You're lovely in the way you dress,
And how you fix your hair.
You're lovely for the way you always make me feel you care.
And though we're just beginning on this path
To who knows where . . .
I'm glad you smiled.
I'm glad we talked.
I'm glad we met.
Heartlite'® 'Greeting Card Co., Number 03-6293E
February 4, 2003
"Mind if I sit here?"
I looked up, already disgusted. I'd been hit on four times in the three hours I'd been taking up space at Mugs & Shots, my neighborhood coffee place. As a thirty-year-old in a typical java joint in downtown Culver City, just seven miles from UCLA, I didn't usually have to concern myself with such things. The caffeine-fueled flirting and socializing usually skewed a bit younger, freeing me up to write and think and enjoy my latte in peace. I wasn't sure if the typical female demographic had all been detained by sorority pledging or if the management of the coffeehouse had decided to add Old-Timer Tuesdays to the endless list of theme days written on the chalkboard, but I just wasn't interested. And while the man who spoke to me presently was more attractive than the first three had been, I'd had enough.
"You can sit wherever you like, but I'm busy, so if you don't mind..."
He set his espresso on the table in front of the couch where we both now sat. He hadn't even waited for me to finish my sentence before he made himself at home.
"Not a problem," he said in some European dialect. Maybe Irish? I'd never been good with accents. Or geography in general. I'd always lived in locations where such things didn't matter much. The first twenty-two years of my life, in Boston, I'd only had to keep track of the water. Near the Harbor. Across the Charles. After eight years in Southern California I knew I could get pretty much anywhere as long as I never lost track of the Pacific and the 405. "I won't bother you. Man, I've never seen this place so busy."
I looked up from my notebook full of hopeless plot ideas and conversation starters, headed nowhere, and felt like a fool. The seat next to me on the couch, where the possibly Irish stranger now sat drinking his coffee, had in fact been the only empty seat in the building. I could have no doubt that my earlier indiscreet declarations to various men that destiny in fact played no role whatsoever in our mutual love of java were all that had kept other earnest would-be sitters at bay.
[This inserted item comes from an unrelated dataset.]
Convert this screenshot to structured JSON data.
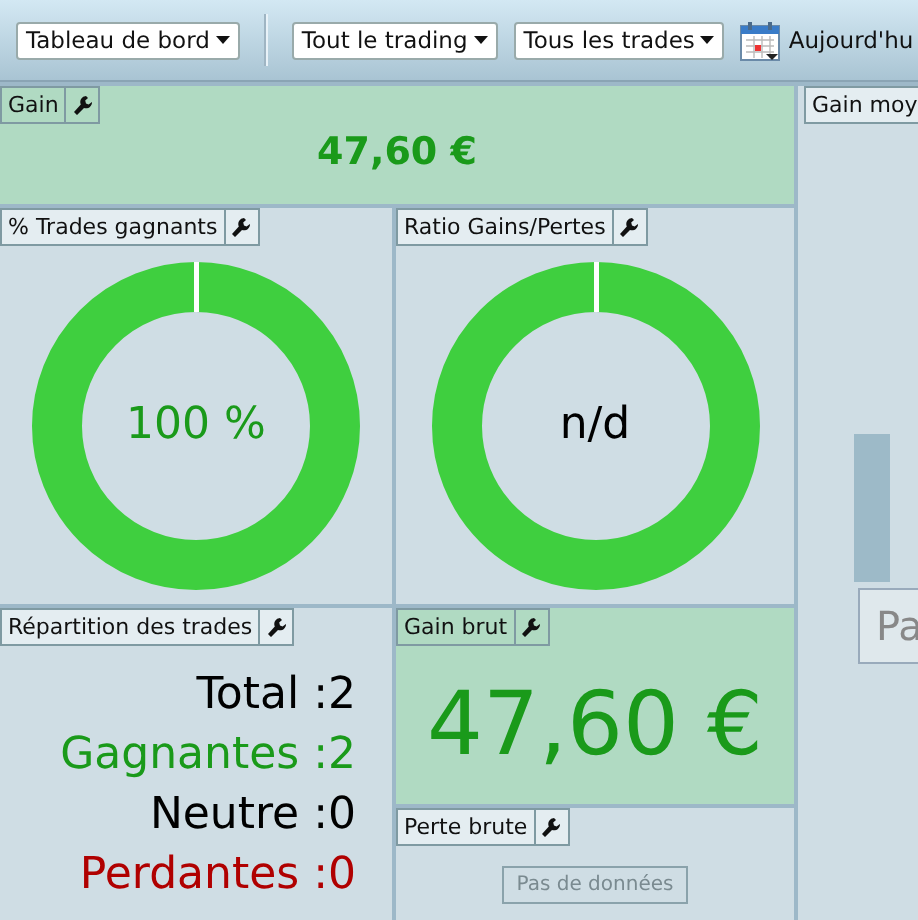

"Sorry if I was rude. I didn't realize there was nowhere else to sit. I guess I've been kind of lost in my own little world."
He smiled. "And you thought I was hitting on you?"
"No! I mean, maybe. But not because...I mean, a few other guys..." I sighed, grateful that now I was in my thirties I at least seemed to know when to cut my losses and shut up. I was pretty sure I hadn't possessed that skill even weeks before when I was still twenty-nine. Maybe when I turned forty I would be gifted with the wisdom to never open my mouth in the first place. "Never mind. I am now thoroughly embarrassed, and I believe that's my cue to leave." I closed my notebook and threw it and my pen into my purse, which had been secured between my hip and the end of the couch.
"Hey, hey. No need to be embarrassed. And no need to leave. You appear to be working on something important. I, meanwhile, hope to ingest enough caffeine to make my blood hop. This is a place that can accommodate us both. Stay. I won't bother you."
He smiled at me and guzzled down more of his steaming drink before turning his attention to the Backstage magazine rolled up under his arm. An actor. Of course. I'd been in Los Angeles long enough to know that everyone was an actor or a writer despite the fact that our paychecks came from In-N-Out Burger or Trader Joe's. Or, in my case, Heartlite Greeting Card Company. Those of us sitting around with pens and notebooks, boasting normal, nonperfect teeth like most mere mortals possess and shamefully neglected dark hair roots tied up in a messy bun—not of the intentionally messy variety, mind you—and dressed in layers of casual, unflattering clothing that made us look like we'd just gone for a run, though we most assuredly had not? Writers. We were easily set apart from our attractive onscreen counterparts who were tied down by the necessity of putting effort into their appearance.